In every era of rapid human development, boundaries that previously were thought to be sacred, have been breached. Embryonic stem cell research is no different. The controversy arises because there is experimentation on living tissue, and some would claim that this brings pain to tissue that already has human life.

This debate rages between those that claim that the good of some cannot be gained by the pain of others. So, currently, the financial resources needed for research are limited because it is a hot issue. To think debate whether government should pay for it, is a delicate topic! It’s not good for election results.

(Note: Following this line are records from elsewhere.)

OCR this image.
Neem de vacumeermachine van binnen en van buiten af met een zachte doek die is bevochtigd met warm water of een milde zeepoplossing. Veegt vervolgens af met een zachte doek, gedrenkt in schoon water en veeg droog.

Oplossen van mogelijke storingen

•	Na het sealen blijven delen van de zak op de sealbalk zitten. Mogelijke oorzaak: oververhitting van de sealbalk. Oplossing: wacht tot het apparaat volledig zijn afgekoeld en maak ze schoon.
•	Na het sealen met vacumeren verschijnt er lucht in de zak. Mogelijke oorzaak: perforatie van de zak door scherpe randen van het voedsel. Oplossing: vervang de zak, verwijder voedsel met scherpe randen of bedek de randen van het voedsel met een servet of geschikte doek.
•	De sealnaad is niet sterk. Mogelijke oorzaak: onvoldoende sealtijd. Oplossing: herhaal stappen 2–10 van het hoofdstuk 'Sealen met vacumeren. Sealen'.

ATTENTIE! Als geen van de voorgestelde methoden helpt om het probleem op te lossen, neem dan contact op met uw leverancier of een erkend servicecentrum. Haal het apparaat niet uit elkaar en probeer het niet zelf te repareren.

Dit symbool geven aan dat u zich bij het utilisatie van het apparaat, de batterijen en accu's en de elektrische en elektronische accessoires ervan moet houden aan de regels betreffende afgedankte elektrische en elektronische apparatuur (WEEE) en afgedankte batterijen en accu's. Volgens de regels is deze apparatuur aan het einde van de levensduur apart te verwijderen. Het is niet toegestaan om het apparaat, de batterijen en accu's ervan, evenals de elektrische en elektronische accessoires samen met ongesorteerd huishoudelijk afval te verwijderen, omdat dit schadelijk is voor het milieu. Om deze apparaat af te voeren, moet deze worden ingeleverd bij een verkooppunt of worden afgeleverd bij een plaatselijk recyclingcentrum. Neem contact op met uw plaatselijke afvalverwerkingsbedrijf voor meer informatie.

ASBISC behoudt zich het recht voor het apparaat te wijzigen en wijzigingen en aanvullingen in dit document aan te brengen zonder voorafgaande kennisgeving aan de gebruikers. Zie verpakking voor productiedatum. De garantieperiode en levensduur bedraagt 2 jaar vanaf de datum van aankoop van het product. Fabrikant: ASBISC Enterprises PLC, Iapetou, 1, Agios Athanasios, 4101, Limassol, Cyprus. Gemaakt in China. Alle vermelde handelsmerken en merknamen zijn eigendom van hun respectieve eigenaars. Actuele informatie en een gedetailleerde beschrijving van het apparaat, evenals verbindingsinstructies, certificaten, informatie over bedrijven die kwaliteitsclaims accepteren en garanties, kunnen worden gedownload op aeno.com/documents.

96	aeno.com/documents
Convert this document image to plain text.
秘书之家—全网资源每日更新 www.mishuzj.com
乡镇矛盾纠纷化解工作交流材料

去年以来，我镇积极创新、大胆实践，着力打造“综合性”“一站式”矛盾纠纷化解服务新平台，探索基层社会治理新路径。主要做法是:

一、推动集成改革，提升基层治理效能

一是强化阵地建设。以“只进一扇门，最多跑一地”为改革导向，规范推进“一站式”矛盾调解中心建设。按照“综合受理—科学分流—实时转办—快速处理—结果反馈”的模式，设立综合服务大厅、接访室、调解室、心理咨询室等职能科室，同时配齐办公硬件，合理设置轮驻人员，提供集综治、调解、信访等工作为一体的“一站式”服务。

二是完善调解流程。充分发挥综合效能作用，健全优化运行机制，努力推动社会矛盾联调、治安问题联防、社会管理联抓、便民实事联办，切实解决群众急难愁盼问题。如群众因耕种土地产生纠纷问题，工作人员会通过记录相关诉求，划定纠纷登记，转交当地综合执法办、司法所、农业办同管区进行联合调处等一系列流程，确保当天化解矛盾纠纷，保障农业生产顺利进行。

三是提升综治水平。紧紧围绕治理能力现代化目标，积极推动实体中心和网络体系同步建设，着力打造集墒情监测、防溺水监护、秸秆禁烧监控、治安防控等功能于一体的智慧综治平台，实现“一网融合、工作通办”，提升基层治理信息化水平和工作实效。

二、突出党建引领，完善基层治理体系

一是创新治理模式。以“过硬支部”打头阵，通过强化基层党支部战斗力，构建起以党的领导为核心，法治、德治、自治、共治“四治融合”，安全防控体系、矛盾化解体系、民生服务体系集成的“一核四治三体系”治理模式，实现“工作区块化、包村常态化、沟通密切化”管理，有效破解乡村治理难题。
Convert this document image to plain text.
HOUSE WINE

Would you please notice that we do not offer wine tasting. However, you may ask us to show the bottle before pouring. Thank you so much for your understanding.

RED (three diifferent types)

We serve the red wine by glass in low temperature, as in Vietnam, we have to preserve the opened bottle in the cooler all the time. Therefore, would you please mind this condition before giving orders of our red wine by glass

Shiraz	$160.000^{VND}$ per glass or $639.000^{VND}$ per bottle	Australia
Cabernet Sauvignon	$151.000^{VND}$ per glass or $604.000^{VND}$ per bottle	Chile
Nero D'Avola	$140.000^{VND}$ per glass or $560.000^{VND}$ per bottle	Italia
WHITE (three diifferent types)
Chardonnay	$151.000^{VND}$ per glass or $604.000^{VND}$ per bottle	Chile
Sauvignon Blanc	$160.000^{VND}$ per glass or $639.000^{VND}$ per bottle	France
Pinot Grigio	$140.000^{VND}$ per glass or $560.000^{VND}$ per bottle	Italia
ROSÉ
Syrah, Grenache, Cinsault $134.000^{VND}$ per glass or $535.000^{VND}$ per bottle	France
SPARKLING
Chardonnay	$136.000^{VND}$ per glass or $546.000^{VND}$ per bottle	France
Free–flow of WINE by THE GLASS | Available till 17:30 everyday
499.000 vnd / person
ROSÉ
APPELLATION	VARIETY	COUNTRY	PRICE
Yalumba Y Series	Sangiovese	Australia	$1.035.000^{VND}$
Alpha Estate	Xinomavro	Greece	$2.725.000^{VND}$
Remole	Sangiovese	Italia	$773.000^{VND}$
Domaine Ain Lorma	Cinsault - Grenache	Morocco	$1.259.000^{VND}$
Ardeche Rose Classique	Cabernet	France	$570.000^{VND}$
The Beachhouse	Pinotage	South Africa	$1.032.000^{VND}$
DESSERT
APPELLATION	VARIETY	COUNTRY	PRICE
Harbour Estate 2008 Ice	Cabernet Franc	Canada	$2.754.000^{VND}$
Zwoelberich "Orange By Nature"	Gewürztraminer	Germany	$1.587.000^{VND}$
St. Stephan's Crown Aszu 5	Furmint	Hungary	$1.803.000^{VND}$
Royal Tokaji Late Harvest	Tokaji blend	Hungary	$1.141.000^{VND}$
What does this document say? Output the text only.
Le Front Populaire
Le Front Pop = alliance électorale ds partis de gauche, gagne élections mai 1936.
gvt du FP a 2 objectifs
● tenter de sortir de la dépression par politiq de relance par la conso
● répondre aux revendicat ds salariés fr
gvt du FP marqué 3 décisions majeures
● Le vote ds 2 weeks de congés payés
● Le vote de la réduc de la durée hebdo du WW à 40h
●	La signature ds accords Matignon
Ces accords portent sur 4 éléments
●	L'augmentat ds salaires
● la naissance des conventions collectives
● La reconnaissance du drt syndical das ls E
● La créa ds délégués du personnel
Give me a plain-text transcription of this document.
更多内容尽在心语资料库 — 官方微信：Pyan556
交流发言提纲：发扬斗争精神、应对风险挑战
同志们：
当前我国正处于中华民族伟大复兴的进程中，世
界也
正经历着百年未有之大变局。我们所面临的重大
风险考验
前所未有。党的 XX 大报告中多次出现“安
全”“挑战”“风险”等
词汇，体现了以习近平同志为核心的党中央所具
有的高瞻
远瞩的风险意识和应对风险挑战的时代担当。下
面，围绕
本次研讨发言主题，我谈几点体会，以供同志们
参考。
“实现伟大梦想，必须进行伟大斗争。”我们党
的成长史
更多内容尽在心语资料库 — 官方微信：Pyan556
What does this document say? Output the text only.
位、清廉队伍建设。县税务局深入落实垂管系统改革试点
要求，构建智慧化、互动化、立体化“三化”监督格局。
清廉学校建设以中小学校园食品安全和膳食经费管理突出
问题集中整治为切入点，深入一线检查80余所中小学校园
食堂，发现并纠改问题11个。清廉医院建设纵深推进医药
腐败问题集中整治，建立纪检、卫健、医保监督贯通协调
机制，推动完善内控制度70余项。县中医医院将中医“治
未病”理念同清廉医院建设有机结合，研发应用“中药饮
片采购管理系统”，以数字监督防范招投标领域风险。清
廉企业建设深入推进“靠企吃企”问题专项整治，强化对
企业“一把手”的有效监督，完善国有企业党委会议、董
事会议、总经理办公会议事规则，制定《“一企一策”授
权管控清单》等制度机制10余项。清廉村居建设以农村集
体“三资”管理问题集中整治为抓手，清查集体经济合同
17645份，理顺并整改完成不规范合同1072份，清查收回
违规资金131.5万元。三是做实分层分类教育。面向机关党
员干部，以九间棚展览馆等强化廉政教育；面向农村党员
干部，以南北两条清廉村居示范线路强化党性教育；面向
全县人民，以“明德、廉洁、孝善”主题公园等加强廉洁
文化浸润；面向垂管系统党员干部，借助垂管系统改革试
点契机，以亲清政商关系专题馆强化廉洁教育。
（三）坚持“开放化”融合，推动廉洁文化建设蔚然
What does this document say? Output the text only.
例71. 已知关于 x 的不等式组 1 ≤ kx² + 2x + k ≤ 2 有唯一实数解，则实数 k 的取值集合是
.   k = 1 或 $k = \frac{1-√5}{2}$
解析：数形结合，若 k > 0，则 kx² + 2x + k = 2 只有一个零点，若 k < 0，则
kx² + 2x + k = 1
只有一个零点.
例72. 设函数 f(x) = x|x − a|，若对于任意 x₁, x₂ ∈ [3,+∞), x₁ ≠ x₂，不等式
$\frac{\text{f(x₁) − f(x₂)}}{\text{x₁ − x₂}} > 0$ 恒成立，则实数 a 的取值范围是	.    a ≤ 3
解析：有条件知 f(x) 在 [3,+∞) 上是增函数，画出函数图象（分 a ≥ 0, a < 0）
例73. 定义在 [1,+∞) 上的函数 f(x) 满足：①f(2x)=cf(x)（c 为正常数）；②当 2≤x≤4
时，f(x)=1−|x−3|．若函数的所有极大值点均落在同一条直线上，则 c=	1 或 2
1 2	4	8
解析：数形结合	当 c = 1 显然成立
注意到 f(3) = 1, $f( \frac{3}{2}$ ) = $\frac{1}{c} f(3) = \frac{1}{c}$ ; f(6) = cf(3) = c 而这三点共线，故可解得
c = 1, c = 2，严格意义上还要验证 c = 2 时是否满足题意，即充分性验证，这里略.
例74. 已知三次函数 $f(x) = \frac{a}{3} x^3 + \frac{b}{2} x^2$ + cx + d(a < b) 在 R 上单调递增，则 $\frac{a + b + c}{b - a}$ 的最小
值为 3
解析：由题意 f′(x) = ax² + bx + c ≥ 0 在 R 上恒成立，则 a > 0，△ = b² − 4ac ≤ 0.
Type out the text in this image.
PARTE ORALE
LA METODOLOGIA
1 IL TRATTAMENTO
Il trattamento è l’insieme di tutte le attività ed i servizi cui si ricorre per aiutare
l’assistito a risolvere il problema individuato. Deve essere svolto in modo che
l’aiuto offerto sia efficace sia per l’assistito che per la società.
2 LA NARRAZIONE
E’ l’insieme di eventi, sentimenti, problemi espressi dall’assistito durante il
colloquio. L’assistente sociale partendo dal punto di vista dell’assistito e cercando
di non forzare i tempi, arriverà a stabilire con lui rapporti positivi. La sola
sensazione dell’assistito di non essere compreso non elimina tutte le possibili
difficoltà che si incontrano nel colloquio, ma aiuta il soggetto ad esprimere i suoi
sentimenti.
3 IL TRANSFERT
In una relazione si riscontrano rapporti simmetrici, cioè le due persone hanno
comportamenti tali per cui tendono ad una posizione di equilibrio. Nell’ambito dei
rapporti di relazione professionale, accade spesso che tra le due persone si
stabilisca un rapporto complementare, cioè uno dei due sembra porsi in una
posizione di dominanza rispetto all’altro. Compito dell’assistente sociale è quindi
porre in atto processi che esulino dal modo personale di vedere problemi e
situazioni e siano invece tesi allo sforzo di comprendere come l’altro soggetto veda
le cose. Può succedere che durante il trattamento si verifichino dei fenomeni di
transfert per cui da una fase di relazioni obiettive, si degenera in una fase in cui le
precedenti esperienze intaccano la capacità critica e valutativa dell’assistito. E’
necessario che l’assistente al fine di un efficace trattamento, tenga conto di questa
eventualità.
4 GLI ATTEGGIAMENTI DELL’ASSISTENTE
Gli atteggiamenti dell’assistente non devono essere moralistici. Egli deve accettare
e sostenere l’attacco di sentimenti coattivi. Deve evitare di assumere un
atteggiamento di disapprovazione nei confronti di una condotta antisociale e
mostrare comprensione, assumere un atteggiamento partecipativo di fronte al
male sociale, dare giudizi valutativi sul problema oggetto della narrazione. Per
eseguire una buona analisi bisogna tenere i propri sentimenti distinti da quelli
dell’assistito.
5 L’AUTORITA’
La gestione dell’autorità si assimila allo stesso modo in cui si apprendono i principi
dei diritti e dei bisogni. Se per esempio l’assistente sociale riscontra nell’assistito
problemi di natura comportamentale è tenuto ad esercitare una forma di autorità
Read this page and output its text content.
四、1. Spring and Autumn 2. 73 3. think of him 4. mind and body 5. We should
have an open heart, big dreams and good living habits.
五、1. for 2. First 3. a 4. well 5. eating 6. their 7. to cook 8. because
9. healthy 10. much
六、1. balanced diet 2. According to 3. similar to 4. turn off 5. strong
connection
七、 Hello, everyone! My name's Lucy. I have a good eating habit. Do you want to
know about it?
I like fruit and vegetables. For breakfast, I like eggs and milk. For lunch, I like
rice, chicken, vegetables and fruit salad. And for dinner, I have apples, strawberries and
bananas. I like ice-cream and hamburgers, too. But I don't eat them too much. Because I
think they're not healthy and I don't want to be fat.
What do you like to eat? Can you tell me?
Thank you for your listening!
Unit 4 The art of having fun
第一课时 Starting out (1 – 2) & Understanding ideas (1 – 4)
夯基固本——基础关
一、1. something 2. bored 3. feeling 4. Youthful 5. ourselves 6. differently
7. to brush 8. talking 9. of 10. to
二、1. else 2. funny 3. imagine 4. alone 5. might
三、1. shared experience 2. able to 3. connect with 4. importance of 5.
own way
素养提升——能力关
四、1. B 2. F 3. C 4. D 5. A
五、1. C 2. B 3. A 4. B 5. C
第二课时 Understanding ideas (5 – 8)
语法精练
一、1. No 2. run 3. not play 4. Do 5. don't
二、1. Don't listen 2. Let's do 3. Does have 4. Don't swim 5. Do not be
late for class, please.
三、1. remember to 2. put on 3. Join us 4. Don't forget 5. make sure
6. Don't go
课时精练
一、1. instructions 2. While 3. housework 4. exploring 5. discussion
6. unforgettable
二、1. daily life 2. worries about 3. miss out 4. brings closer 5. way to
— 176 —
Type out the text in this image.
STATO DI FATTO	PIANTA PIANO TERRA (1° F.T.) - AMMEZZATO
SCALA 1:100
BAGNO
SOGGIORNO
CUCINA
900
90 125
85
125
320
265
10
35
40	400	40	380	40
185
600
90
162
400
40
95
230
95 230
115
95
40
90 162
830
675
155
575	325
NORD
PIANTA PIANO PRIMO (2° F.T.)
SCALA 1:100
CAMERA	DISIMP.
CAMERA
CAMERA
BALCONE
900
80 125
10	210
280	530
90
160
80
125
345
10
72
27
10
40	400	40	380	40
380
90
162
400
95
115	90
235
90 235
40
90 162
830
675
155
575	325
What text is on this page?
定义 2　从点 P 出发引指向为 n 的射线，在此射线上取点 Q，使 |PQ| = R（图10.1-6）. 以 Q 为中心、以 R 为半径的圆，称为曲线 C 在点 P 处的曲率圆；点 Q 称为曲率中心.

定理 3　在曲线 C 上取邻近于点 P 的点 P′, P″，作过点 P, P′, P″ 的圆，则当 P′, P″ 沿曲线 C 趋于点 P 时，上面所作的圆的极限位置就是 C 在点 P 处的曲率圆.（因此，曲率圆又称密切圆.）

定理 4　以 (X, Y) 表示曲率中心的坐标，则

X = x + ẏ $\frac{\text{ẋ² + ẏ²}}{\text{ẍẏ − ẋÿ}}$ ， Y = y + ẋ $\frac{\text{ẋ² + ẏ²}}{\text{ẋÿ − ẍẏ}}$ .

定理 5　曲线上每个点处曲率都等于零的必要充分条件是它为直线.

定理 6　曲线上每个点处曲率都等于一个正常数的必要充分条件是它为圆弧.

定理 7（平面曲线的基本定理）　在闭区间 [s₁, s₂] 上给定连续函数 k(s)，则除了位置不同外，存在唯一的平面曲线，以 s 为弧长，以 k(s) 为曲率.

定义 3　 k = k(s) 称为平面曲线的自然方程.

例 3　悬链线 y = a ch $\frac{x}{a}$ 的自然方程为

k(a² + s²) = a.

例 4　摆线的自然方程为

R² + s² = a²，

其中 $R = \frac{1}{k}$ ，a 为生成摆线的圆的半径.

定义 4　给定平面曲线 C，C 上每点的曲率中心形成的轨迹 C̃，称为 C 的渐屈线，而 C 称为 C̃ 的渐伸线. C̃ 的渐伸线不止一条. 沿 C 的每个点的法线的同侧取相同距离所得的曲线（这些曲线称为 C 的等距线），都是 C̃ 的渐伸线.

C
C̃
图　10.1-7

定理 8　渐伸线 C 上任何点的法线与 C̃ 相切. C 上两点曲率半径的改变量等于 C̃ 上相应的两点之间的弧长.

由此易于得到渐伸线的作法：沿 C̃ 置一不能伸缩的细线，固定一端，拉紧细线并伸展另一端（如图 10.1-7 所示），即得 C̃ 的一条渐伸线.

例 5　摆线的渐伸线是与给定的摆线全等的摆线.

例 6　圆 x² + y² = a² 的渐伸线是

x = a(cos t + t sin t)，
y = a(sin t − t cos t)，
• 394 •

Traditionally, taxes are paid to a government with the intent that the it makes decisions for the group, ensure the safety and wellbeing of the group and spend the accrued money on anything that the people cannot provide for themselves individually. While some would argue that this safety and wellbeing only encompasses the invasion of other countries (war), others would argue that it includes a broad spectrum of services that enhance and contribute to human beings. Ergo, embryonic stem cell research, which would provide healing for many with conditions such as Alzheimer's, 68 different cancers, auto-immune disease and healing the heart muscle, should seriously be considered as a candidate for government funding. Research, currently, is limited as a result of a short supply of. Much needs to be done and the sooner it is done, the more grief and pain will be prevented.

One of the great fears of the general populace that would discourage the government from funding stem cell research is the fear of cloning, that it would increase the difference that already exists between the haves and have-nots. If this fear can be overcome, and the benefits of stem cell research can be sold more positively. Resistance to it might fade. I have found that reasoning attributed to religious strong points often fade in the face of obvious benefits (with no accompanying negatives).

The Big Question
The greatest reason why the government should fund it is that governments were created to act as leaders for the group and to bring to the group those services which individuals cannot provide as a result of lack of sufficient individual resources.

In this instance, however, the question is whether business or government should provide the finance. Perhaps, there’s more than one solution. Perhaps, the government can provide some financial input in return for a portion of the profits. Perhaps, when research is complete, the research company would donate a certain percentage of its new technology to those that live ‘beneath the breadline’.

While, in many instances, health is a personal responsibility, it is unfortunate that few human beings have the capacity to live the way that optimal life styles demand. Illness is, therefore, always a probability or possibility. If governments were created to look after the wellbeing of the people, government should seriously consider investing in research that brings healing to humanity.